Family gatherings are always a rich vein to tap for drama. Populated by the shadows and echos of every interaction past and made exciting by the risk that one of the many things best left unsaid will come spilling from careless lips.

Unfolding across a single dawdling day, Frankie is just such a story. The family matriarch, Frankie (Isabelle Huppert) has brought her thoroughly modern family – of stepdaughter and son, husbands present and ex and one beloved friend – together in beautiful Sintra, Portugal because it pleases her to do so. They have all obliged because pleasing Frankie is just what they do.

Even in the relative seclusion of Sintra, Frankie cannot pass unrecognised. To the world at large, she is film and television star Françoise Crémont and she seemingly carries a touch of divaish petulance into her personal life too. Every member of the clan has a moment to discreetly roll their eyes at her whims, from step-granddaughter Maya (Sennia Nanua) protesting a topless swim to son Paul (Jérémie Renier) rejecting her matchmaking.

FrankieIt is evident that both Frankie’s devoted husband Jimmy (Brendan Gleeson) and ex Michel (Pascal Greggory) are in pain and we learn that the source of the hurt is the impending loss of their great love. The cancer Frankie survived a few years earlier has aggressively returned and time is growing short for them all. Everyone has indulged Frankie’s wish to be together despite several excellent reasons to remain apart. However, their presence now seems to irk her

Frankie is like a masterclass in awkwardness but one which writer/director Ira Sachs and co-writer Mauricio Zacharias appear to be giving unintentionally. They have linked characters together by threads of implied tension yet they dare not pull them taut enough to make them count. Perhaps Paul has money problems or is feeling despair, perhaps Maya’s parents put too much on her young shoulders, perhaps Maya’s mum and Paul are too close…
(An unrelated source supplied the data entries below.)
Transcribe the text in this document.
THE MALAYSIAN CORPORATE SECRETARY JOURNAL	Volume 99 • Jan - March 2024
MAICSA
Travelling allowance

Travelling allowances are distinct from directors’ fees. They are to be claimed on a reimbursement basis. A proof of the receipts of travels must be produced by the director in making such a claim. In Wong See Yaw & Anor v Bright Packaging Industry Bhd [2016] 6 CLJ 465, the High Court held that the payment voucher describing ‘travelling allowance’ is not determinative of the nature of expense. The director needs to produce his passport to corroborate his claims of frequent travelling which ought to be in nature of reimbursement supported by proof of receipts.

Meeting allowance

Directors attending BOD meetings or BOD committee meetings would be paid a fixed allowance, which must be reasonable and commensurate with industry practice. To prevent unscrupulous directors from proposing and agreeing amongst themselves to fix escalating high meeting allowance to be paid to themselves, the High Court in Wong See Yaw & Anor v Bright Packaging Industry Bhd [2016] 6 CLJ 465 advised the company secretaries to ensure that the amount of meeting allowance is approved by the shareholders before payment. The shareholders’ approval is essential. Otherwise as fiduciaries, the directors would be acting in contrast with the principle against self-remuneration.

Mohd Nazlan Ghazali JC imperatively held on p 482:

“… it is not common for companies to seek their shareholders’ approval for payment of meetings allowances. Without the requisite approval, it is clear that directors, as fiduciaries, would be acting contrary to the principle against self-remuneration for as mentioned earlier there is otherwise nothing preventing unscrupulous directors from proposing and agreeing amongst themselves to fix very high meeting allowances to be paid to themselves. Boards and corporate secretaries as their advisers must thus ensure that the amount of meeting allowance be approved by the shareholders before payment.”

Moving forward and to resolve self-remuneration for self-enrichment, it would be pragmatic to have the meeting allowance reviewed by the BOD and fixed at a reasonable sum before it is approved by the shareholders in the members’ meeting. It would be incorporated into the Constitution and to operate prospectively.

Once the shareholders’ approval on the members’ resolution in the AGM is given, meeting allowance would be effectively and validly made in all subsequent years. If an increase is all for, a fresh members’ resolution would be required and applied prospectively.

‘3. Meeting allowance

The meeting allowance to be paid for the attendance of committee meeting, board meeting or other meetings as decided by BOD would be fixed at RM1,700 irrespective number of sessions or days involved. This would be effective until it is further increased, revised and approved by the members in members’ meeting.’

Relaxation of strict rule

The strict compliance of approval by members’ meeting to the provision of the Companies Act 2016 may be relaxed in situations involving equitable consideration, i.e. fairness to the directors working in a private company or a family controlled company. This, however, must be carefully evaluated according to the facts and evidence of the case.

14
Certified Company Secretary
Or perhaps everyone is precisely as dull and one-dimensional as they seem. Into the weird family dynamic floats movie make-up artist Ilene (Marisa Tomei). Ilene is a butterfly among a cloud of gnats; a colourful and properly drawn person with needs and wants who sees Frankie clearly while her cast of family members buzz from one side of the screen to the other repeating their lines with as little care as we feel for them.

FrankieThrough Ilene, we come as close as Sachs will allow to truly connecting with Frankie. Ilene admires her artistry while genuinely loving her as a person, the friends enjoy one another and express empathy for the paths each life has diverged along. Ilene’s boyfriend Gary (Greg Kinnear) springs unwelcome surprises on both women – a half-arsed proposal and an unsolicited script – and Frankie dispatches both with the same wry smile.

Gleeson is given less nuance to finesse. Jimmy is a doting husband who is losing his wife. An early conversation with Michel suggests he will never move on from her loss but a later hint that he will be open to consolation contradicts even this pantomime of loyalty. In the closing scene, Huppert strides before her loved ones to stand at the top of a hill and look out to sea. They reach her just before sunset and then, too early to properly see it, turn and walk away. Smartly turning a metaphor for a woman accepting her mortality into a better one for this film.